Berikut penjelasan alur perencanaan keuangan berbasis syariah, Pertama, Managing Income adalah Pengelolaan pendapatan merupakan bagian terpenting dalam perencanaan keuangan, karena tanpa pendapatan dari sumber yang bersih, maka perencanaan keuangan sebagus apapun akan sia-sia. Makanya harus mencari pendapatan yang halal dan baik.

Kedua, Managing Needs. Kebutuhan (needs) adalah apa saja yang tanpa barang tersebut kita akan menderita atau kebutuhan primer, seperti makanan, pakaian dan tempat tinggal. Hal ini terkait bagaimana mengelola kebutuhan akan mengupas secara lengkap aspek pengeluaran wajib yang harus diperhatikan, di samping bagaimana keluarga harus menyusun prioritas belanja untuk bisa menenuhi semua aspek maqasid syariah.

Ketiga, Managing Dreams/ Wants. Kita mampu secara tegas memisahkan antara kebutuhan (needs) dan keinginan (wants). Keinginan atau dreams merupakan hal-hal yang kita inginkan untuk melengkapi kehidupan, memberi kenyamanan atau memperindah lingkungan sekitar kita. Atau kebutuhan pada dimensi tersier (tertiary/ tahsiniyyat). Kita harus memperhatikan adalah rambu-rambu isyraf (berlebihan) dan mubazir, serta tidak melalaikan kita dari tugas utama sebagai hamba Allah.

Keempat, Managing Surplus/ Deficit. Dalam pengelolaan keuangan, apakah lembaga, usaha, rumah tangga atau level kenegaraan, yang menjadi indikator kesuksesan adalah hasil akhir (bottom line), baik berupa laba atau neraca yang surplus atau berimbang. Rugi atau defisit merupakan kondisi yang tidak diinginkan. Bagaimana neraca keuangan bisa surplus, atau minimal berimbang, sehingga lembaga dan pengusaha akan mampu berfungsi dengan baik, memenuhi semua kewajiban keuangan dan mencapai impiannya.

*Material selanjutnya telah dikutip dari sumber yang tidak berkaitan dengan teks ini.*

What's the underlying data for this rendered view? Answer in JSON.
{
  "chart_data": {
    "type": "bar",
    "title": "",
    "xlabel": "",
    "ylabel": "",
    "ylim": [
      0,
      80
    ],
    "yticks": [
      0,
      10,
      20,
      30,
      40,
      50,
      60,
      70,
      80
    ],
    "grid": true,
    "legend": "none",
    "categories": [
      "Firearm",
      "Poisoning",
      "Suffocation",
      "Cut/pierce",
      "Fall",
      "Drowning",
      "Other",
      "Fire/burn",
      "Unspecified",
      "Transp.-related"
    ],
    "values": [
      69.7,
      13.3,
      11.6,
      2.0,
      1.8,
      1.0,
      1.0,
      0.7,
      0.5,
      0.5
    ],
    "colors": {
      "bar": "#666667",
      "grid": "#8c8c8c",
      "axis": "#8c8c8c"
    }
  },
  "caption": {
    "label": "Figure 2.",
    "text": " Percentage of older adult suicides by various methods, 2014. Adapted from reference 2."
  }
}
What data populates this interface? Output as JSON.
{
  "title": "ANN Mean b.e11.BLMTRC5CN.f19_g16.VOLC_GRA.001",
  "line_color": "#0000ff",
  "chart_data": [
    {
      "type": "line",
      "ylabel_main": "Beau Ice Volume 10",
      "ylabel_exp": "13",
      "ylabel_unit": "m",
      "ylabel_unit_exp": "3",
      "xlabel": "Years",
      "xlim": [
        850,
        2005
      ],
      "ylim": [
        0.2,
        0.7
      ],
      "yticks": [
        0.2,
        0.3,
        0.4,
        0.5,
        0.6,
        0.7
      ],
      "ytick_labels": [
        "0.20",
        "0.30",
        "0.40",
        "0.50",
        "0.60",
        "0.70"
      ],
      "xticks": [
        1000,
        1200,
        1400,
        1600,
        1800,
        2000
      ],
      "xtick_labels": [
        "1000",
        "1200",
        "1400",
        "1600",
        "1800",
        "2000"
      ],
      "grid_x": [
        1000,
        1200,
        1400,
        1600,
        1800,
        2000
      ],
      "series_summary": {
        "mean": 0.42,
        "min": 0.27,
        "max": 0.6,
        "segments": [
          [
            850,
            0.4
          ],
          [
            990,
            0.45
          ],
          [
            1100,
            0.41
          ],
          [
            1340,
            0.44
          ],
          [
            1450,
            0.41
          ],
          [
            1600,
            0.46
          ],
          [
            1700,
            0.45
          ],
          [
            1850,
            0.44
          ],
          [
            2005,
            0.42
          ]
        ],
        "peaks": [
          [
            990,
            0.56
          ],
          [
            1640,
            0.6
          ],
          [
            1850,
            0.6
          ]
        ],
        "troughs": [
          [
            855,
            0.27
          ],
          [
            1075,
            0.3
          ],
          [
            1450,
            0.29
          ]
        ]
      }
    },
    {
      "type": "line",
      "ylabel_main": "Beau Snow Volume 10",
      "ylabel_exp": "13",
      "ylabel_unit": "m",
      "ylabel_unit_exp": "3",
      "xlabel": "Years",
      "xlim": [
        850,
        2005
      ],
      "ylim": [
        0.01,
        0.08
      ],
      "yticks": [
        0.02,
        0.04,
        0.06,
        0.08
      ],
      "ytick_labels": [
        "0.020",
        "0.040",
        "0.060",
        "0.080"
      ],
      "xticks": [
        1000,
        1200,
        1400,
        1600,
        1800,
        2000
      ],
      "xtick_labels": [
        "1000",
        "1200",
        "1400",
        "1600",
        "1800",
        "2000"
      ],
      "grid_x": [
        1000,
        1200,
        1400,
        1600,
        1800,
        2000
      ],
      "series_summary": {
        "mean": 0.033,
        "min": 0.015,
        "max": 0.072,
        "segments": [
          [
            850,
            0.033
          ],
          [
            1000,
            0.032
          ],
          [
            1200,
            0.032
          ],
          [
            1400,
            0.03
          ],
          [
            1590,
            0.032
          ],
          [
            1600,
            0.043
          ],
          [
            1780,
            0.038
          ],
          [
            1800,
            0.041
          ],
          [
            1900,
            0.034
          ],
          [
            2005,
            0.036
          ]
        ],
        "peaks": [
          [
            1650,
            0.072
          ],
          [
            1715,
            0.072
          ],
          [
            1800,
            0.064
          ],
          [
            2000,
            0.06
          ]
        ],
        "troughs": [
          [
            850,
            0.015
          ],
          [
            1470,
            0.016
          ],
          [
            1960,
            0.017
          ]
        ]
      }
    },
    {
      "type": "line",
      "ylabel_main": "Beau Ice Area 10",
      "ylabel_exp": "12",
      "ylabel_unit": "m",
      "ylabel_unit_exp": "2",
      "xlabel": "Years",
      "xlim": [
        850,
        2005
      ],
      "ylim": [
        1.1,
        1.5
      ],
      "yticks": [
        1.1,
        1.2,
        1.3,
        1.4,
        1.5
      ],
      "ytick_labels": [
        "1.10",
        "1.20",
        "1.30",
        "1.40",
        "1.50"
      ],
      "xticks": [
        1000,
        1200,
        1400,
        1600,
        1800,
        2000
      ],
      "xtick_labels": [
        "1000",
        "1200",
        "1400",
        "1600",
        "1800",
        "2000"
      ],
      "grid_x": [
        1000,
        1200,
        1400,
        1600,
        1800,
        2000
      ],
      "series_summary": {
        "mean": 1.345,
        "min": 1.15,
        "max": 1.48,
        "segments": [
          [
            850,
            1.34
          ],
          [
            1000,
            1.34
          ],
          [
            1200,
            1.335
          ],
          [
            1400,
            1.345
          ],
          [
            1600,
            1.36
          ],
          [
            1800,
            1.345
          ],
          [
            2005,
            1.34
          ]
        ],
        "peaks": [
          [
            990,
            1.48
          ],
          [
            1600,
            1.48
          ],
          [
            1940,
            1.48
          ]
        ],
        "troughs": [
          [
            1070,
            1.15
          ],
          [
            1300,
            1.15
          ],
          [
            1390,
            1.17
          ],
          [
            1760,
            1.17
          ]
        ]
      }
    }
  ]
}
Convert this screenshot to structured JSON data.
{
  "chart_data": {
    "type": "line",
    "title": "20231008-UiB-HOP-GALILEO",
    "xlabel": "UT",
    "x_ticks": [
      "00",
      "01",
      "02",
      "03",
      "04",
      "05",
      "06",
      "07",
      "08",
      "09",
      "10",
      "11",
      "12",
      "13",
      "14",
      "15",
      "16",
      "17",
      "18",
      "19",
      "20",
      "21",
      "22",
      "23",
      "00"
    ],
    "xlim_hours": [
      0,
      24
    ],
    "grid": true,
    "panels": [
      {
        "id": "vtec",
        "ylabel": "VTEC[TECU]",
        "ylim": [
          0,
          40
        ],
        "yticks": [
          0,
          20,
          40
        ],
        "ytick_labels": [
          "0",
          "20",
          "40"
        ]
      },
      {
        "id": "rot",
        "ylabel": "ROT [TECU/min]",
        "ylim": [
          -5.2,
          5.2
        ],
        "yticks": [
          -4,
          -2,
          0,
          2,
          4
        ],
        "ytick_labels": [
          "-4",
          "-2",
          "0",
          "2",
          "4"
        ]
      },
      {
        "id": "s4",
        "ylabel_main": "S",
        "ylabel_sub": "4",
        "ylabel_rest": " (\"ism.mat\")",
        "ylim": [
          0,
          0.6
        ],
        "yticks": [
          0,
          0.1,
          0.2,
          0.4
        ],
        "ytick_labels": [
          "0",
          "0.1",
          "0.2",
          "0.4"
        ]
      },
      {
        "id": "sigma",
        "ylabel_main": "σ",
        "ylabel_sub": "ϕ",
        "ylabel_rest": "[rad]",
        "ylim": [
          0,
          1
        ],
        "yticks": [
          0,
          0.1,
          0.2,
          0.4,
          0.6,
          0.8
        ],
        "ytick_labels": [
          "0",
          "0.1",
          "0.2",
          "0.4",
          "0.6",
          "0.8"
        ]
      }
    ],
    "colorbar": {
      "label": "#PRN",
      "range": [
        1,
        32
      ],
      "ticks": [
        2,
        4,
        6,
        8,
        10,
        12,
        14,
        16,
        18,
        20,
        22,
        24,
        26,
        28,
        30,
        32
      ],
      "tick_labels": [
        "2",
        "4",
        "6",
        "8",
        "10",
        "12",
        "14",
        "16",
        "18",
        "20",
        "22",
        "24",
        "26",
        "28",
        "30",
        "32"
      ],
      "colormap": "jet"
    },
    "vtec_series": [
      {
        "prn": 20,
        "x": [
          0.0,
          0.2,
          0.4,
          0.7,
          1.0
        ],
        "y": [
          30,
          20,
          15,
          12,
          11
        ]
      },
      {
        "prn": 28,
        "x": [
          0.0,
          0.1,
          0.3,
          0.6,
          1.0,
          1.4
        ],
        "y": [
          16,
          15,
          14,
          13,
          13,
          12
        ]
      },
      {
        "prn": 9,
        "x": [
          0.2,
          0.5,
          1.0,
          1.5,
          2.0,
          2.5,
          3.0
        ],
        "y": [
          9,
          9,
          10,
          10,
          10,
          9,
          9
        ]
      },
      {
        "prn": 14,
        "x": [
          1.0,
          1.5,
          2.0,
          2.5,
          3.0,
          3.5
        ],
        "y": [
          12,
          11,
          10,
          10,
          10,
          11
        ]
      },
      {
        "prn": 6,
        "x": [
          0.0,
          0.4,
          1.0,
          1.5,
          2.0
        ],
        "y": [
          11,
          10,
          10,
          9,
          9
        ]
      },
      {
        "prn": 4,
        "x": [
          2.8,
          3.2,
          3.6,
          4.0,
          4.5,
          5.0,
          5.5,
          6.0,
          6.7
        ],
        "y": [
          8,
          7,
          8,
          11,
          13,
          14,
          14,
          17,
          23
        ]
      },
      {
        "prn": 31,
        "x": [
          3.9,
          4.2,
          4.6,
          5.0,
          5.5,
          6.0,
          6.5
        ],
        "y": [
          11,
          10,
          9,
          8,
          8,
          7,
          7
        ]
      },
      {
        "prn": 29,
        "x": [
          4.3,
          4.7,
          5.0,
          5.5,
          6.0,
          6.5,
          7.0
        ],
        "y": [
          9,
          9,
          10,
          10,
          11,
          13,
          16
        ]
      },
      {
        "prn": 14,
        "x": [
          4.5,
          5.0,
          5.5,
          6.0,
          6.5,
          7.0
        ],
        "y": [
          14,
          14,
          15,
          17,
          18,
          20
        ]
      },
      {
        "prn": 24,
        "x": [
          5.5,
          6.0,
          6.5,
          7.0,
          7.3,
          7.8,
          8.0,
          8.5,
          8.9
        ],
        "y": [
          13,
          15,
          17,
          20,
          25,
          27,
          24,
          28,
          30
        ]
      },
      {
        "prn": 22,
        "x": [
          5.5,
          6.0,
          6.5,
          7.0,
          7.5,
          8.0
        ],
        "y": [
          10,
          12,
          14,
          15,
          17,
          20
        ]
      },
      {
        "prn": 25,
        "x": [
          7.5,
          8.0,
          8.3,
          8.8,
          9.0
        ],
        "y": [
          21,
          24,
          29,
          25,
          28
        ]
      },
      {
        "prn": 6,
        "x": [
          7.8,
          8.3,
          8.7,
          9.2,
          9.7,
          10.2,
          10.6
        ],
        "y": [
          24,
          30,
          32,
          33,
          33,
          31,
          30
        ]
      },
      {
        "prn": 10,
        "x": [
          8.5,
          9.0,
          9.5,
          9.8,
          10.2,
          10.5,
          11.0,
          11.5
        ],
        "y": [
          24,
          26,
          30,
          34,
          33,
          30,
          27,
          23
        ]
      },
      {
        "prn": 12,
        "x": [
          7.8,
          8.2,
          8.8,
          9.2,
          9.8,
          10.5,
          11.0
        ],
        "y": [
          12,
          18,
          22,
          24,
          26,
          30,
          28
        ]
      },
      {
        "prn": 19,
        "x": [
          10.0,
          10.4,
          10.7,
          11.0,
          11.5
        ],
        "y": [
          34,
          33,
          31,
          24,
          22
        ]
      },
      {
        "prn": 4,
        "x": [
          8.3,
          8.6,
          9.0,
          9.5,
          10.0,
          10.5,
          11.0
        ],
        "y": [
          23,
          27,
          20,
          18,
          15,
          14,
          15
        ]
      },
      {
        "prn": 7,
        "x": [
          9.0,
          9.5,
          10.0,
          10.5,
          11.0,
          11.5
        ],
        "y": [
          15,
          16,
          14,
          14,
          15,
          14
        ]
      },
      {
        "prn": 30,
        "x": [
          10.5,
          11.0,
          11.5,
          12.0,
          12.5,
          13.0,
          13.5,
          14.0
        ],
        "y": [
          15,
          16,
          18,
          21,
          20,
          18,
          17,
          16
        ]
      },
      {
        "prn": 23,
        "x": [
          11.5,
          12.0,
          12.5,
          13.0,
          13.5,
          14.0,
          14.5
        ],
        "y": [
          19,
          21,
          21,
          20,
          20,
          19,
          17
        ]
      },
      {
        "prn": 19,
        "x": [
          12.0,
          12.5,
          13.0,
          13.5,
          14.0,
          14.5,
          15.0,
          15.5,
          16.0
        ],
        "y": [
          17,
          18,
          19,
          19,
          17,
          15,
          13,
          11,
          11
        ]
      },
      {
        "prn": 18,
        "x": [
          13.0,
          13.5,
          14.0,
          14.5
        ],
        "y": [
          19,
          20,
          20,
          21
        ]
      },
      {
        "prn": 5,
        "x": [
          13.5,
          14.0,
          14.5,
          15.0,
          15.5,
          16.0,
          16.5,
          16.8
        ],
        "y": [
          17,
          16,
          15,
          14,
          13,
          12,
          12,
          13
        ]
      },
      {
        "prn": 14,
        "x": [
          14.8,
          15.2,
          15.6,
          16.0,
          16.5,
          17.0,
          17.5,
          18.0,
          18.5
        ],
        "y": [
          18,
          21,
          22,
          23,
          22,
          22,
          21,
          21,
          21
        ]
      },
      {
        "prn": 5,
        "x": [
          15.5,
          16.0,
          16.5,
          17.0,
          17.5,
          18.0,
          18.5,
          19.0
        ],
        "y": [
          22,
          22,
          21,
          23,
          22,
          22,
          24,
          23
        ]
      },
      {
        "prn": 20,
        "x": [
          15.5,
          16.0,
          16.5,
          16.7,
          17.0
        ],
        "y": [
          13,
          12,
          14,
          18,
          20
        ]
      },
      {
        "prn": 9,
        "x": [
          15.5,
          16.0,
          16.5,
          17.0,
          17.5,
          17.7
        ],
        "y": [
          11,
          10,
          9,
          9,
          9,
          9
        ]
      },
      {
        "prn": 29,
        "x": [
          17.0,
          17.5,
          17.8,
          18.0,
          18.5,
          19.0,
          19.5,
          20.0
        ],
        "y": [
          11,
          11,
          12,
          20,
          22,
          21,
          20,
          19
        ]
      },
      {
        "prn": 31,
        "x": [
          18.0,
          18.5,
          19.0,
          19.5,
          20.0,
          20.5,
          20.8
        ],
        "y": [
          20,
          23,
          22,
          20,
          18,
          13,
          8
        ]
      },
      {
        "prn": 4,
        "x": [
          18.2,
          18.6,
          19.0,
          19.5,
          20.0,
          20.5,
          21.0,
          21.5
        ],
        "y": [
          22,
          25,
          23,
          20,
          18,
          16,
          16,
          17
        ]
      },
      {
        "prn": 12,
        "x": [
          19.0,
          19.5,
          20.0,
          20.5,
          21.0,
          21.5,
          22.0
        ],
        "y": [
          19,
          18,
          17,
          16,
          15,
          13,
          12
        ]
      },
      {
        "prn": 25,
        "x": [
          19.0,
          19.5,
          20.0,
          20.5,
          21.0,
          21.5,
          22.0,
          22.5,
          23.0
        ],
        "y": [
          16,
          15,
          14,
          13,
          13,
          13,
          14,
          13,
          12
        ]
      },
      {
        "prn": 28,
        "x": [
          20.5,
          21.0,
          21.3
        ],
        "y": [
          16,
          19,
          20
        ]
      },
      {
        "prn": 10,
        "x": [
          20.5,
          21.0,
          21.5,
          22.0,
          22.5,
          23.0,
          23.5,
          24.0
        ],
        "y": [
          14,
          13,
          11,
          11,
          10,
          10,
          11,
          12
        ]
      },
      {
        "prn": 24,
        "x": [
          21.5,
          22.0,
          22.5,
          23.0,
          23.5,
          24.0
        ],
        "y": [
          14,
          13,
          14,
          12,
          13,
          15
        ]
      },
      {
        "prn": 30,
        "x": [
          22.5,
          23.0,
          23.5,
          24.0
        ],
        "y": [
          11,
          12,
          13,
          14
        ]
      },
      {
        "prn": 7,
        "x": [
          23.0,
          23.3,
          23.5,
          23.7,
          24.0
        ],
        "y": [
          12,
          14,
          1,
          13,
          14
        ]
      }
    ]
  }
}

Kelima, Managing Contingency. Adalah yang akan digunakan untuk Dana emergency dan perlindungan asuransi. Hal ini penting untuk melindungi lembaga, usaha ataupun keluarga dalam mengantisipasi persiapan menghadapi situasi darurat seperti sakit, terkena dampak bencana, dan seterusnya.

Pola Pencatatan

Menurut para perencanaan pada umumnya, secara garis besar, pencatatan keuangan harus dilakukan sebagaimana beriku; Pertama, setiap pendapatan dan pengeluaran dicatat secara rutin. Mulai tanggal 1 hingga akhir bulan tanggal 30 misalnya. Kedua, mencatat semua pengeluaran uang, baik untuk pembelian barang taupun untuk biaya sehari-hari. Ketiga, untuk menghitung profit, semua hasil penjualan harian dalam satu bulan, kemudian dikurangi dengan jumlah pembelian pada bulan tersebut.

Keempat, sedang keuntungan kasar. Kalau defisit, keuntungan kemungkinan ada dalam stok yang masih ada. Untuk mengetahuinya dikira-kira saja berapa jumlahnya, itulah keuntungannya. Kelima, Dikurangi dengan biaya transportasi, pulsa, biaya listrik, biaya keamanan dan kebersihan, sewa warung (walau dibuat di rumah, dibuat seolah-olah ada biaya sewa supaya keuntungan nampak realitis), dan biaya terkait dengan operasional warung lainnya.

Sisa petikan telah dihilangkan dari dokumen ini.